La flambée des valeurs automobiles a porté l'indice Dax. ©EPA-EFE

Le Dax a touché en séance un nouveau record. Les espoirs de reprise ont porté les secteurs cycliques comme les valeurs automobiles.

La Bourse de Francfort a dépassé son record en séance mercredi, le Dax touchant 14.197,49 points, sur un marché galvanisé par des espoirs de reprise et rassuré par la stabilisation des taux longs sur le marché obligataire.

"Les marchés en Europe ont généralement été tirés par des secteurs cycliques et value comme les banques, les constructeurs automobiles, etc."
Thomas Dorner
Directeur des investissements chez Aberdeen Standard Investments

Le dernier record avait été atteint en séance le 8 février dernier, à 14.169,49 points. L'indice a été porté par la flambée des valeurs automobiles. Volkswagen , Daimler et BMW ont progressé de plus de 1,5%. "Les marchés en Europe ont généralement été tirés par des secteurs cycliques et value comme les banques, les constructeurs automobiles, etc.", souligne Thomas Dorner, directeur des investissements chez Aberdeen Standard Investments.

"Les marchés sont portés par l'espoir d'un endiguement prochain de la pandémie de coronavirus."
Andreas Lipkow
Analyste pour Comdirect

Les marchés sont portés "par l'espoir d'un endiguement prochain de la pandémie de coronavirus", estime pour sa part Andreas Lipkow, analyste pour Comdirect.

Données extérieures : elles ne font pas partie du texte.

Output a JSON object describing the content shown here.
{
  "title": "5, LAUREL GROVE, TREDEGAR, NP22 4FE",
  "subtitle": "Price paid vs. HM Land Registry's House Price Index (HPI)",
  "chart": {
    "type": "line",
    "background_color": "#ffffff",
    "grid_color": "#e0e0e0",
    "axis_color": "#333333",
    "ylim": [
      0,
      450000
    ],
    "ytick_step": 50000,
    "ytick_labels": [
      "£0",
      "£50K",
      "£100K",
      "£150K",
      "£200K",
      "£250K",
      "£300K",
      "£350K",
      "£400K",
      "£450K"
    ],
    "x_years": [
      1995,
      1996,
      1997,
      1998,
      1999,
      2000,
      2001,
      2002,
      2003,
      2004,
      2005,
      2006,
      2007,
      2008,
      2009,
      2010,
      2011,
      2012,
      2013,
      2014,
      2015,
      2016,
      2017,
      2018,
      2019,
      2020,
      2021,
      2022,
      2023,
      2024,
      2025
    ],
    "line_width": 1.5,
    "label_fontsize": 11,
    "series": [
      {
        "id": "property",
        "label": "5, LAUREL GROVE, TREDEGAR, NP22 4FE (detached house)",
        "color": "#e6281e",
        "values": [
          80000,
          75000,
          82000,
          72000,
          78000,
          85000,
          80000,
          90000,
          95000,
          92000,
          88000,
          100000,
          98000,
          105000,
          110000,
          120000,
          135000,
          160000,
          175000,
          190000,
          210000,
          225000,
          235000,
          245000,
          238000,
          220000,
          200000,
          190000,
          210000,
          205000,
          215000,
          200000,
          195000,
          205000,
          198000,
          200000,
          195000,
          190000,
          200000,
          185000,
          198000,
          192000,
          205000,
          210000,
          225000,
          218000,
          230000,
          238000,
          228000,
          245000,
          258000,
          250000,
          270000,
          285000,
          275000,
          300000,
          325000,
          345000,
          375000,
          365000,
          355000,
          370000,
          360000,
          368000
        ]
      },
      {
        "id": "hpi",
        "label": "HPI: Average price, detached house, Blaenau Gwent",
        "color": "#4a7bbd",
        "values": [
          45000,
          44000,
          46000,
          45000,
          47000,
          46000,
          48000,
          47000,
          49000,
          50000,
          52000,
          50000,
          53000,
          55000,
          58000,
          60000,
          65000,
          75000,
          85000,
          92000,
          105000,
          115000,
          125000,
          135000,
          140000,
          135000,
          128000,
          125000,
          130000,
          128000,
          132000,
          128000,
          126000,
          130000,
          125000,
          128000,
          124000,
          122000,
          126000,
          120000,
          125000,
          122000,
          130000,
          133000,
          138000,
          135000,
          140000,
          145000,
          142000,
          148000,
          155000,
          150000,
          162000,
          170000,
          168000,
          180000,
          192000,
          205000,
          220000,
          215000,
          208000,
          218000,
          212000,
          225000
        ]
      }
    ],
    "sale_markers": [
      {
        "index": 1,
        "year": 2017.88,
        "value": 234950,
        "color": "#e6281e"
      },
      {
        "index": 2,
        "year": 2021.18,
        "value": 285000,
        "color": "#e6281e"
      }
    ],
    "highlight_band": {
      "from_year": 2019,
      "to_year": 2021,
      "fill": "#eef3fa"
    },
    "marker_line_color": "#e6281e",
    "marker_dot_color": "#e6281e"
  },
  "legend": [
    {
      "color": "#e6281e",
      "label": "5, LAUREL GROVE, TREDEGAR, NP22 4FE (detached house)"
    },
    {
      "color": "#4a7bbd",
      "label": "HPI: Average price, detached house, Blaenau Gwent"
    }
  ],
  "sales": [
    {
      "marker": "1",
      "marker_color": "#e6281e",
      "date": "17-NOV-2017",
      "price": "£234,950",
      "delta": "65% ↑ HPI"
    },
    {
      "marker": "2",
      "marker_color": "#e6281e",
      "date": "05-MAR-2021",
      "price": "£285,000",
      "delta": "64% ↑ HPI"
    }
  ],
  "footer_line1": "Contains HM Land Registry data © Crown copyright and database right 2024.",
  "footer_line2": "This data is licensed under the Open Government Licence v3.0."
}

Le président américain Joe Biden a promis qu'il y aurait suffisamment de vaccins anti-Covid-19 pour tous les adultes du pays dès "fin mai".

En Allemagne, la chancelière Angela Merkel devrait proposer mercredi aux chefs des régions un programme prudent d'assouplissement progressif des restrictions, selon un projet de résolution obtenu par l'agence de presse AFP.

"Le moral des investisseurs a remonté en un temps record, notamment grâce aux espoirs de reprise économique rapide et aux avancées significatives concernant le plan de relance américain. En l'espace de seulement quelques jours, les inquiétudes concernant la remontée des taux sur le marché obligataire ont disparu mais ces dernières peuvent ressurgir rapidement", commente Christopher Dembik chez Berenberg.